The researchers found a clear pattern, but it's not a simple "bigger is always better" story.

  • The "Growth Spurt" Effect: For Math Errors, getting bigger helps a lot. A small model might fail 60% of the time, but a huge model only fails 5%. It's like a child learning to tie shoes; with enough practice (size), they master it.
  • The "Ceiling" Effect: For Unit Conversions, getting bigger helps very little. Even the biggest models still struggle. It's like trying to teach a dog to do algebra; no matter how big the dog gets, it just doesn't get the concept of "units."
  • The "Noise Filter": For Extra Steps, size doesn't matter. Everyone is good at ignoring the noise.

Why Should You Care?

If you are building a system that uses AI to do important things (like calculating medical dosages, financial investments, or engineering plans), you can't just assume "bigger AI = safer AI."
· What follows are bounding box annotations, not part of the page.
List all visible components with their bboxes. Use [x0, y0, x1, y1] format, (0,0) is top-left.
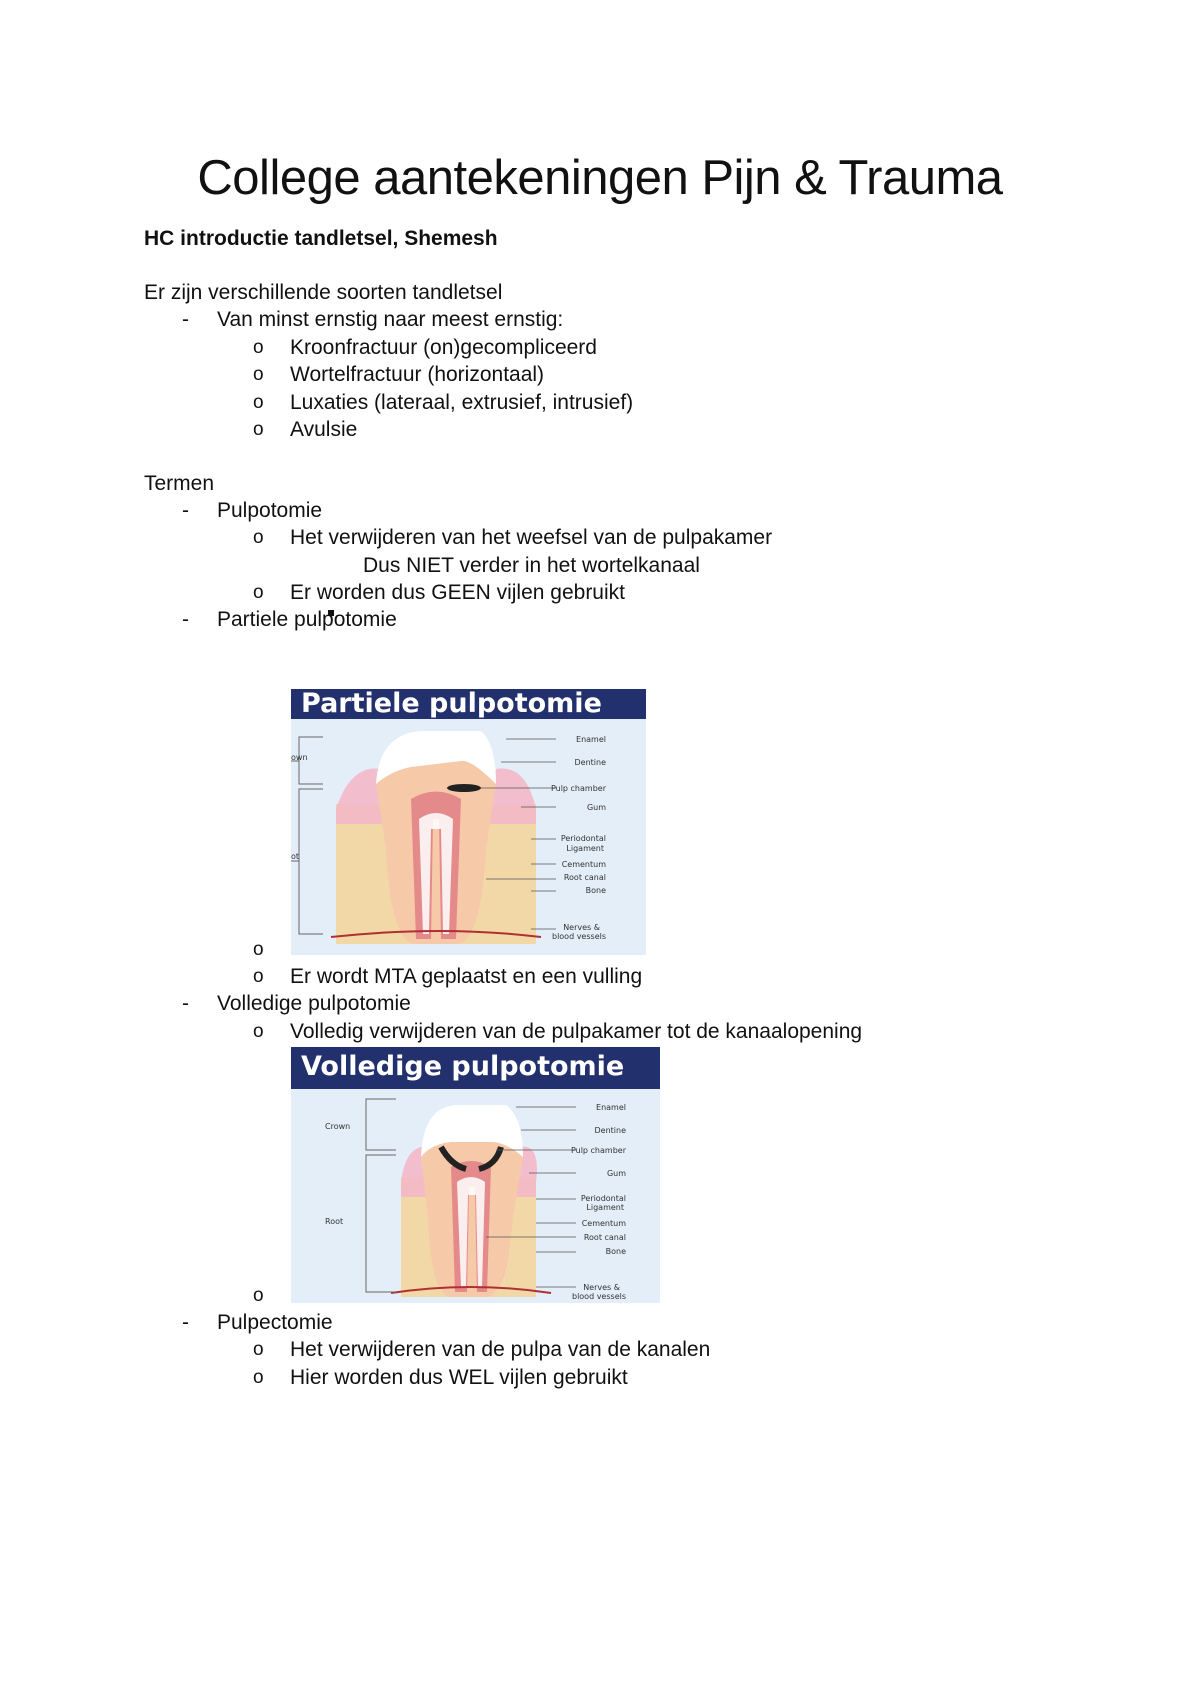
circle-bullet: o — [253, 527, 264, 548]
term-partiele-pulpotomie: Partiele pulpotomie — [217, 608, 397, 631]
figure-label: Cementum — [581, 1219, 626, 1228]
figure-label: Bone — [605, 1247, 626, 1256]
figure-label: Gum — [586, 803, 606, 812]
partiele-item: Er wordt MTA geplaatst en een vulling — [290, 965, 643, 988]
figure-label: Periodontal — [580, 1194, 626, 1203]
figure-label: Pulp chamber — [550, 784, 606, 793]
partiele-pulpotomie-figure — [291, 689, 646, 955]
pulpectomie-item: Het verwijderen van de pulpa van de kanalen — [290, 1338, 711, 1361]
figure-label: Pulp chamber — [570, 1146, 626, 1155]
figure-label: Dentine — [594, 1126, 626, 1135]
section-heading: HC introductie tandletsel, Shemesh — [144, 227, 498, 250]
figure-title: Volledige pulpotomie — [291, 1047, 660, 1089]
figure-label: Ligament — [566, 844, 604, 853]
figure-label: Enamel — [596, 1103, 626, 1112]
bracket-line — [366, 1099, 396, 1150]
circle-bullet: o — [253, 392, 264, 413]
figure-label: blood vessels — [551, 932, 606, 941]
figure-label: Gum — [606, 1169, 626, 1178]
terms-heading: Termen — [144, 472, 215, 495]
circle-bullet: o — [253, 1285, 264, 1306]
dash-bullet: - — [182, 499, 189, 522]
circle-bullet: o — [253, 966, 264, 987]
figure-side-label: ot — [291, 852, 300, 861]
severity-item: Kroonfractuur (on)gecompliceerd — [290, 336, 597, 359]
dash-bullet: - — [182, 1311, 189, 1334]
term-volledige-pulpotomie: Volledige pulpotomie — [217, 992, 411, 1015]
figure-label: Root canal — [583, 1233, 626, 1242]
figure-label: Nerves & — [583, 1283, 620, 1292]
figure-label: Cementum — [561, 860, 606, 869]
figure-label: Periodontal — [560, 834, 606, 843]
figure-label: Bone — [585, 886, 606, 895]
figure-title: Partiele pulpotomie — [291, 689, 646, 719]
severity-item: Avulsie — [290, 418, 358, 441]
circle-bullet: o — [253, 1021, 264, 1042]
figure-label: Ligament — [586, 1203, 624, 1212]
term-pulpectomie: Pulpectomie — [217, 1311, 333, 1334]
circle-bullet: o — [253, 419, 264, 440]
page-title: College aantekeningen Pijn & Trauma — [197, 151, 1003, 205]
bracket-line — [291, 789, 323, 934]
figure-side-label: Root — [325, 1217, 344, 1226]
pulpectomie-item: Hier worden dus WEL vijlen gebruikt — [290, 1366, 628, 1389]
circle-bullet: o — [253, 939, 264, 960]
dash-bullet: - — [182, 308, 189, 331]
pulpotomie-item: Het verwijderen van het weefsel van de pulpakamer — [290, 526, 773, 549]
bracket-line — [366, 1155, 396, 1292]
figure-label: Enamel — [576, 735, 606, 744]
figure-side-label: Crown — [325, 1122, 351, 1131]
tooth-diagram — [291, 1047, 660, 1303]
volledige-pulpotomie-figure — [291, 1047, 660, 1303]
pulpotomie-item: Er worden dus GEEN vijlen gebruikt — [290, 581, 625, 604]
mta-layer — [447, 784, 481, 792]
circle-bullet: o — [253, 1339, 264, 1360]
dash-bullet: - — [182, 608, 189, 631]
figure-label: Root canal — [563, 873, 606, 882]
severity-item: Wortelfractuur (horizontaal) — [290, 363, 545, 386]
figure-label: Nerves & — [563, 923, 600, 932]
circle-bullet: o — [253, 364, 264, 385]
figure-side-label: own — [291, 753, 308, 762]
pulpotomie-subitem: Dus NIET verder in het wortelkanaal — [363, 554, 700, 577]
figure-label: blood vessels — [571, 1292, 626, 1301]
dash-bullet: - — [182, 992, 189, 1015]
severity-item: Luxaties (lateraal, extrusief, intrusief) — [290, 391, 634, 414]
severity-lead: Van minst ernstig naar meest ernstig: — [217, 308, 564, 331]
figure-label: Dentine — [574, 758, 606, 767]
term-pulpotomie: Pulpotomie — [217, 499, 323, 522]
circle-bullet: o — [253, 582, 264, 603]
circle-bullet: o — [253, 337, 264, 358]
tooth-diagram — [291, 689, 646, 955]
volledige-item: Volledig verwijderen van de pulpakamer tot de kanaalopening — [290, 1020, 863, 1043]
intro-text: Er zijn verschillende soorten tandletsel — [144, 281, 503, 304]
circle-bullet: o — [253, 1367, 264, 1388]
  • Don't trust the math blindly: If the AI is doing math, you need a separate calculator to check its work, especially if the AI is small.
  • Watch out for units: If the AI is dealing with time, money, or measurements, you need to double-check that it didn't mix up "minutes" and "seconds."
  • Ignore the "Experts": If the AI says, "But the expert said so," check the math yourself. The AI might just be being a "yes-man."
  • Chatter is fine: You don't need to worry if the AI talks a bit too much; it can usually filter that out.

In short: Large Language Models are like brilliant but sometimes clumsy students. They get better at catching their own math mistakes as they grow up, but they still struggle with keeping track of units, and they can be easily tricked by fake authority. If you use them for serious work, you need to be their supervisor, not just their boss.